Why Investing in CRM Will Mean the World to Your Supporters

Why Investing in CRM Will Mean the World to Your Supporters 550x300

Years ago, I worked with a client who was trying hard to use segmenting and conditional content to create a more relevant experience for their constituents via email. We looked at the data, we found the people who took action on a particular issue, and then we grouped them together so that we could better tailor their communications to that issue. It helped. We saw some lifts in core email marketing metrics. But we were always left with a few nagging problems: What happens when the organization needs to send out information unrelated to that action and what if they did something different between the last time we sent them something and the next time we were about to send them something?

It was an imperfect system. We could make content somewhat more relevant for a particular supporter, but we didn’t really know how else they might be engaging with that organization. This was compounded by the increasingly widespread use of social media. If we knew Julie took action on issue A via email data, we didn’t have a clue how she might be interacting with the organization on Facebook. And by creating segments, we were the ones determining for a supporter which issue was most important to them (and if they took action on multiple issues, then what?)

We’ve known, for a long time, that figuring out how to create relevant, meaningful and engaging content for a constituent is often the key to getting that first (or fifth) donation, to inspiring action or to building a lifelong relationship with a dedicated volunteer. But the technology to help us create this content has always fallen a little short.

In 2014, there’s one thing every marketing professional (nonprofit or otherwise) is scrambling toward: the creation and delivery of INDIVIDUALLY relevant content. Notice those two words – individually relevant. That’s not a segmented group. That’s content tailored for each individual that likes, follows or favorites your organization.

And here’s the thing…your constituent? They just want to feel like you are listening. Like you know them, like you have interesting things to say to them that they would find helpful or meaningful. They don’t know your agenda. They aren’t worried about your quarterly fundraising goals. They want to you engage with them as if they were coming over for dinner that night.

NO PRESSURE! Right? It is daunting to think about, but the good news is that there is a place to start. Investing in your CRM is your very first step. And when I say CRM I mean the constituent relationship management tool AND your overarching CRM strategy to help you connect in meaningful ways with your constituents.

You are going to need a plan – and a system – that can handle large amounts of data, that is flexible, that plays well with other applications, tools and technology. Also important are your team of staff or outside experts who will be able to help you leverage your CRM as you aim to build better relationships with your constituents and donors.

The commercial sector is headed fast toward a world where marketing relevant content in real-time to create the ultimate personalized customer service experience will become reality for all of us. Nonprofits who can invest early in the right technology and plan now for donor expectations that come along with this will be well-positioned to generate better loyalty and more dollars from supporters.

What are some ways your organization is prepared (or not prepared) to create a more personal connection with your constituents?

Jenn Smith

About Jenn Smith

As an executive for Donordigital and the Watershed Company, and a Senior Social Strategy Consultant for Adobe, Jenn has helped many organizations.
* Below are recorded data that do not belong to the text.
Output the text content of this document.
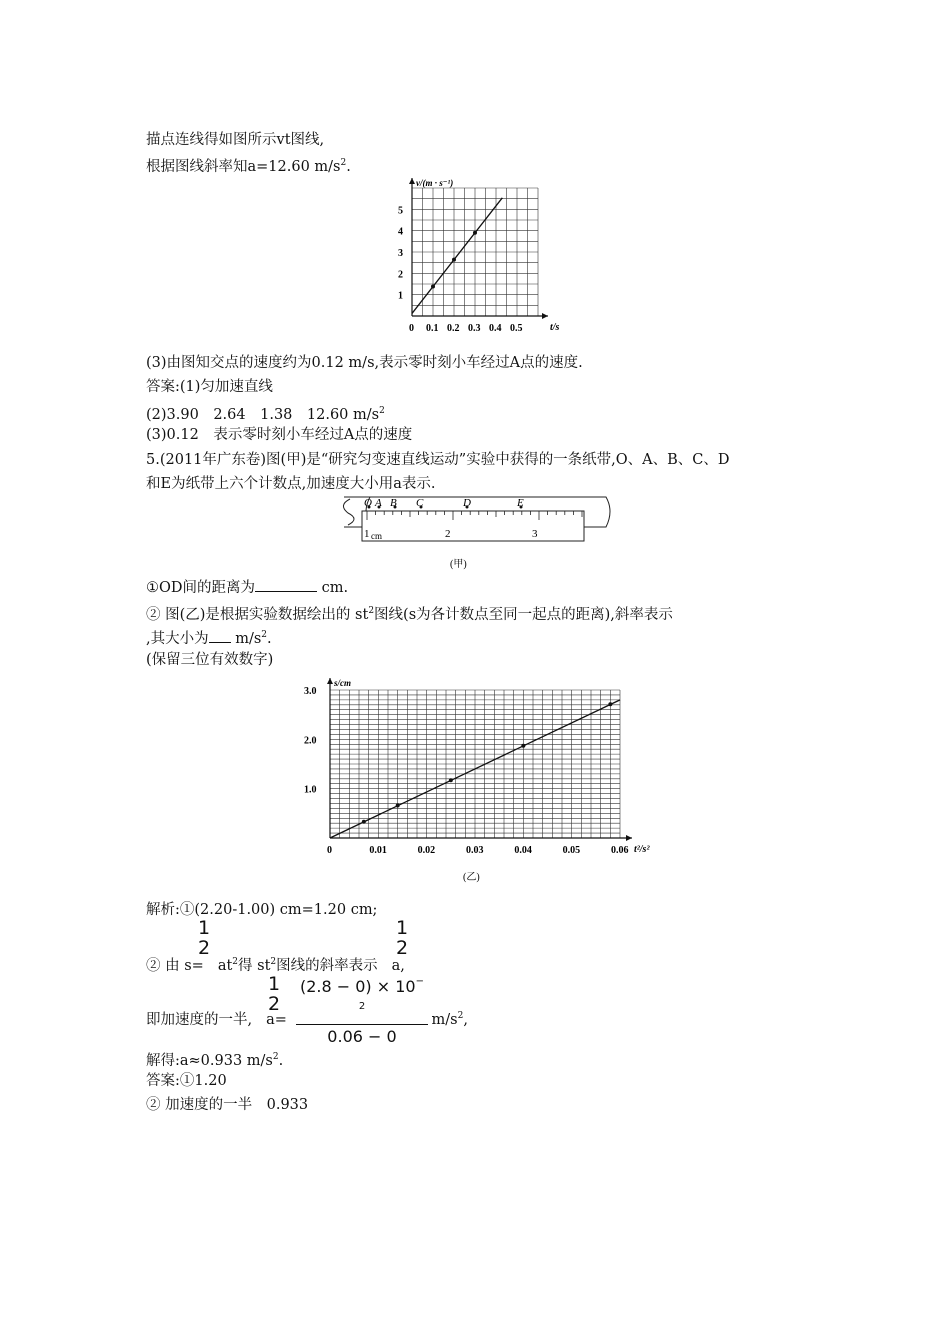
描点连线得如图所示vt图线,
根据图线斜率知a=12.60 $m/s^2$.
0 0.1 0.2 0.3 0.4 0.5
1
2
3
4
5
t/s
v/(m · s⁻¹)
(3)由图知交点的速度约为0.12 m/s,表示零时刻小车经过A点的速度.
答案:(1)匀加速直线
(2)3.90　2.64　1.38　12.60 $m/s^2$
(3)0.12　表示零时刻小车经过A点的速度
5.(2011年广东卷)图(甲)是“研究匀变速直线运动”实验中获得的一条纸带,O、A、B、C、D
和E为纸带上六个计数点,加速度大小用a表示.
O A B C	D	E
1 cm	2	3
(甲)
①OD间的距离为	cm.
② 图(乙)是根据实验数据绘出的 $st^2$图线(s为各计数点至同一起点的距离),斜率表示
,其大小为 $m/s^2$.
(保留三位有效数字)
0	0.01	0.02	0.03	0.04	0.05	0.06
1.0
2.0
3.0
t²/s²
s/cm
(乙)
解析:①(2.20-1.00) cm=1.20 cm;
② 由 $s= at^2$得 $st^2$图线的斜率表示 a,
1
2
1
2
即加速度的一半, a=	$m/s^2$,
1
2
$(2.8 - 0) \times 10^{- 2}$
0.06 − 0
解得:a≈0.933 $m/s^2$.
答案:①1.20
② 加速度的一半　0.933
A marketing and fundraising professional with 10+ years experience in lead generation, management and donor acquisition, Jenn’s in-depth strategic planning has developed creative communications and marketing campaigns for mission-driven organizations to help build relationships with clients, community partners, and diverse audiences.

3 comments

  1. Dave Harris

    This is quite an insightful article. I have always loved the simplicity of CRM solutions and many SMEs and virtual businesses can benefit more from new players in the market. I believe that personalization and social CRM are the two of the most important trends for 2014. I have been doing some research for cloud apps for CRM and found a few with amazing features. As far as CRM vendors are concerned, I am liking Banckle.CRM (http://banckle.com/apps/crm.html) a lot because of its email integration feature as well as the really cool UI.

  2. Bryan Giese

    There’s been a lot of buzz about content marketing for a while, and it can be a great hook to get people in. Jenn touches on a really important point: the people that support our organizations aren’t just interested in a single topic. They are robust, complex people with a variety of interests, and an endless number of organizations they can choose to support. It is incredibly important to be able to learn about your constituents, create a relationship with them beyond simply what email blast to send, or what social network they like. CRM is much more than a technology choice, it’s an active decision on a strategy to speak with another person. Without a good strategy, even the best CRM technology is just a database of details, and I know I’ve gotten enough emails and postcards to understand that just doesn’t cut it anymore.

  3. Great points to consider! The solutions exist, as long as the strategy is sound. The concept of individually relevant content is mind-blowing! Excited to see these concepts in action!